Economic upheavals come at a rapid rate. A quick guide to economics involves a fast look at the long-gone Pennsylvania boom-town of Pithole. That puts us ahead in understanding. A forest of new oil wells had been drilled. Teamsters’ horses and wagons carried huge barrels of oil from the wells to the Allegheny River. There, it was put on barges, and shipped downstream to Pittsburgh.

A small group saw an opportunity for profit. They obtained financing and built a pipeline to take the oil downhill to the river. A week after the pipeline opened, most of the teamsters, horses, wagons, stable-hands, wheel-wrights, and blacksmiths had left Pithole. The stores who sold them food and goods, the restaurants who served their meals, the bars who supplied liquor after hard days on the road, the hotels, and the rooming houses all disappeared as work disappeared.

Soon, the shallow wells began to run dry. The whole town disappeared. Now, Pithole is marked by a small, out-of-the-way museum, staffed by a couple of state employees with enough political connections to get the only two jobs within miles of Pithole. A handful of isolated, and nearly invisible, oil wells, largely automated, pump whatever oil continues to seep up from below into a few storage tanks.

Who benefited from the technology introduced at Pithole? Americans who liked to read at night. Oil for oil lamps prices dropped from the several dollars that a gallon that whale oil cost to a few dimes. More people could work at night, reading, learning and getting ahead.

The short history of Pithole helps us understand pipelines. Pithole, pipelines, and profit. Pipelines come in many forms. Those who utilize newer pipelines get ahead. The internet, like the Pithole pipeline, carries information to and from end-users faster than ever. This new pipeline of electrons replaces newspapers and magazines, that, much like the teamsters and their wagons, become less necessary with each passing day.

Retailers are being replaced with on-line purchasing pipelines. Vast brick and mortar establishments, from Main Streets to malls, are losing customers to new, more efficient, distribution systems. Ever newer pipelines carry more goods to consumers at ever lower costs.

Pithole, pipelines, and profit. And, progress.

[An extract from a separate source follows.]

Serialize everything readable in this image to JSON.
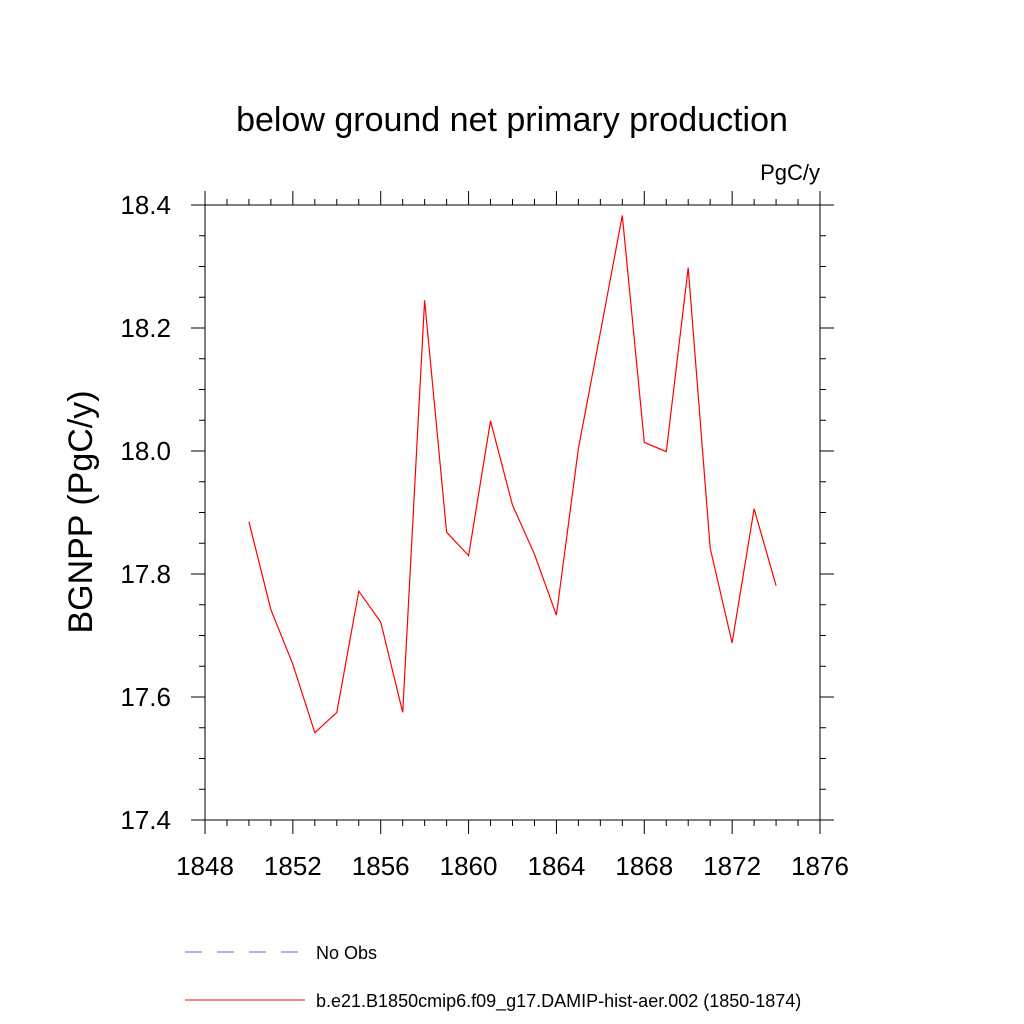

We understand, and take advantage, of many things by simply thinking about what happened in the boom-town of Pithole when the pipeline was built. Some may compare that tiny happening in history to The Only Church Jesus Founded.

The Catholic Church is, after all, a “pipeline to God”. The Church allows our prayers to be carried up to God and His Sacraments to be sent to us. As always, the middle-men who are eliminated in the process are against it.